Real-Time Simulation of Elastokinematic Wheel Suspension Systems
Contact
In the project „Real-Time Simulation of Elastokinematic Wheel Suspension Systems“, real-time capable simulation of vehicle suspension systems with special focus on their elastokinematic properties is researched.
Motivation
Virtual methods gain increasing importance in vehicle development. Components and systems can be designed more efficiently and validated early in the development process. This trend also includes vehicle dynamics development. Here, subjective evaluation of the driving characteristics plays a decisive role. Driving simulators are the key tool for making the driving characteristics tangible without expensive real prototype vehicles. This requires both precise and real-time capable vehicle dynamics models.
Goal
The vehicle suspension system and its elastokinematic design have major influence on the vehicle dynamics. Due to elastokinematic bearings and elasticity of components, additional wheel displacements occur under external loads which superpose the pure kinematic wheel motion. The elastokinematic design of suspension systems aims either to compensate or to exploit these additional wheel displacements to improve ride comfort and driving characteristics. For virtual testing with driving simulators, real-time capable vehicle dynamics models are required. Often, elastokinematic effects are neglected or strongly simplified in vehicle dynamic models to achieve real-time capability. Therefore, the goal of this project is to develop a multibody simulation model for accurate and real-time capable simulation of suspension systems with special focus on their elastokinematic properties.
Approach
The simulation model is based on the methods of elastic multibody simulation.
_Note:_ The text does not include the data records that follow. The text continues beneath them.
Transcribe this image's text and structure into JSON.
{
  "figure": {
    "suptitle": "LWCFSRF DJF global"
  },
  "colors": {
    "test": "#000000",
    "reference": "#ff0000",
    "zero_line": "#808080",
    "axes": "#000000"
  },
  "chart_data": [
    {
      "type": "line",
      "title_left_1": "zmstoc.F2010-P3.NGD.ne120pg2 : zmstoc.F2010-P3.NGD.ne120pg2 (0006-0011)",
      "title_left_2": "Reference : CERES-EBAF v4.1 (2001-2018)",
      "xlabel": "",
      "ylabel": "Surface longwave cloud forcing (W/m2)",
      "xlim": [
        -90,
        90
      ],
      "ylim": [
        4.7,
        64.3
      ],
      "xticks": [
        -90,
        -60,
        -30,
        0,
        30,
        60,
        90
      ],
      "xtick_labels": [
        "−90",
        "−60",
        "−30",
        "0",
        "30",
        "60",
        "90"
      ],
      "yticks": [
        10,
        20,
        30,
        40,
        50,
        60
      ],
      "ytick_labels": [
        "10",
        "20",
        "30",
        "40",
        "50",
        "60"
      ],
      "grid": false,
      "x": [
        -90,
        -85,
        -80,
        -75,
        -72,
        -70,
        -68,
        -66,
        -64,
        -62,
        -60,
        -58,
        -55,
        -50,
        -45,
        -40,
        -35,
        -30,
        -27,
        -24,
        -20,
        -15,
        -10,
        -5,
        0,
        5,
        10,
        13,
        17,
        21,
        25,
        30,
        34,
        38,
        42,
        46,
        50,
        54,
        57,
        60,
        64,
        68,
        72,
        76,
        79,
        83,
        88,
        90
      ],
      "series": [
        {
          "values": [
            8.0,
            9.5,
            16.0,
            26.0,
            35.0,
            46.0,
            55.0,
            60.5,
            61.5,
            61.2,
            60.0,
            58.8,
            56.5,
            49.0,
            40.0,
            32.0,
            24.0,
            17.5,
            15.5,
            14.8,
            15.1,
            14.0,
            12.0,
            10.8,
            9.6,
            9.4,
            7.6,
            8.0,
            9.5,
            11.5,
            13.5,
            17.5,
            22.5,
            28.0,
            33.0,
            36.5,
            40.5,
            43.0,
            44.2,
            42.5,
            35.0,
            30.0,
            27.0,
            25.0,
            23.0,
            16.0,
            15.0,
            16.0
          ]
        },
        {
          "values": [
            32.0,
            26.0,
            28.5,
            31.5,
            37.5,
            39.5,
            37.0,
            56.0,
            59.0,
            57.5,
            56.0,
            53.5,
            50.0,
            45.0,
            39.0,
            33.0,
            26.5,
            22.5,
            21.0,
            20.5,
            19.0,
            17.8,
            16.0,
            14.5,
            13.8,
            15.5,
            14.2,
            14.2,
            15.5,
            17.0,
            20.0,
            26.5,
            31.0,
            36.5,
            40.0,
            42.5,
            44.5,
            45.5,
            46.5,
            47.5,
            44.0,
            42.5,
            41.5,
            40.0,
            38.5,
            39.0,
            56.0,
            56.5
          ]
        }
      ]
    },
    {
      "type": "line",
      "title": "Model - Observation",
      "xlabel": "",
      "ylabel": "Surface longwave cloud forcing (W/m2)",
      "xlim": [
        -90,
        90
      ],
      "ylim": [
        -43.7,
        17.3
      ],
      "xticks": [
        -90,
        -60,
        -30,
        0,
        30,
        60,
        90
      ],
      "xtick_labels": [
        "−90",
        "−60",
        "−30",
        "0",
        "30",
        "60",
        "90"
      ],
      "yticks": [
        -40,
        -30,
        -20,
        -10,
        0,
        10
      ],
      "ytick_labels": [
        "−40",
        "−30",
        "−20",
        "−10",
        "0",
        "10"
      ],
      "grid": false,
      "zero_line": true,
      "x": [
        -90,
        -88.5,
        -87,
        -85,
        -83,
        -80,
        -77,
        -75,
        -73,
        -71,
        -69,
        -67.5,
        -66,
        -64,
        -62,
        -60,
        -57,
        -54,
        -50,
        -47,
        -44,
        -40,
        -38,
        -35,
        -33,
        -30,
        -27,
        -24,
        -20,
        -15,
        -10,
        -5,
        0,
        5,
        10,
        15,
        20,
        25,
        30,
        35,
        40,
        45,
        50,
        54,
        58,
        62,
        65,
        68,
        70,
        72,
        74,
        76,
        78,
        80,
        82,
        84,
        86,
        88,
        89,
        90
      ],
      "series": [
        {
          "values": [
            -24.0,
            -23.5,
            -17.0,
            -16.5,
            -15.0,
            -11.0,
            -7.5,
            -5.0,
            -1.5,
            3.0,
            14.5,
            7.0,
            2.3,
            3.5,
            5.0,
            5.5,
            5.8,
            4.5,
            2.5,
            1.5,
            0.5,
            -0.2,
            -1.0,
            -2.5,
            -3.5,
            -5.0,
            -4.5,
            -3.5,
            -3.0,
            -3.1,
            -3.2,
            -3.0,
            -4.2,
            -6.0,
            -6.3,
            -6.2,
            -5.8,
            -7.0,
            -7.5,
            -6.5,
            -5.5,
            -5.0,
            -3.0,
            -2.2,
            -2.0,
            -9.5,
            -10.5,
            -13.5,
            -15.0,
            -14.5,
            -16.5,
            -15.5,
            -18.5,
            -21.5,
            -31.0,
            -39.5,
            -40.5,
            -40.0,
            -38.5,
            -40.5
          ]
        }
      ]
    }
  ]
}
Elasticities of the suspension components are modeled using finite element method. Through linear model order reduction, the number of elastic degrees of freedom is reduced in order to incorporate the elastic bodies in the multibody system. In addition to modal model order reduction methods, modern methods are evaluated. They promise higher accuracy with less degrees of freedom. Elastokinematic bearings are modeled through force elements with nonlinear stiffness and damping characteristics. Stable and computationally efficient time integration of the stiff equation of motion is achieved through special integration methods. The model is implemented in Matlab/Simulink.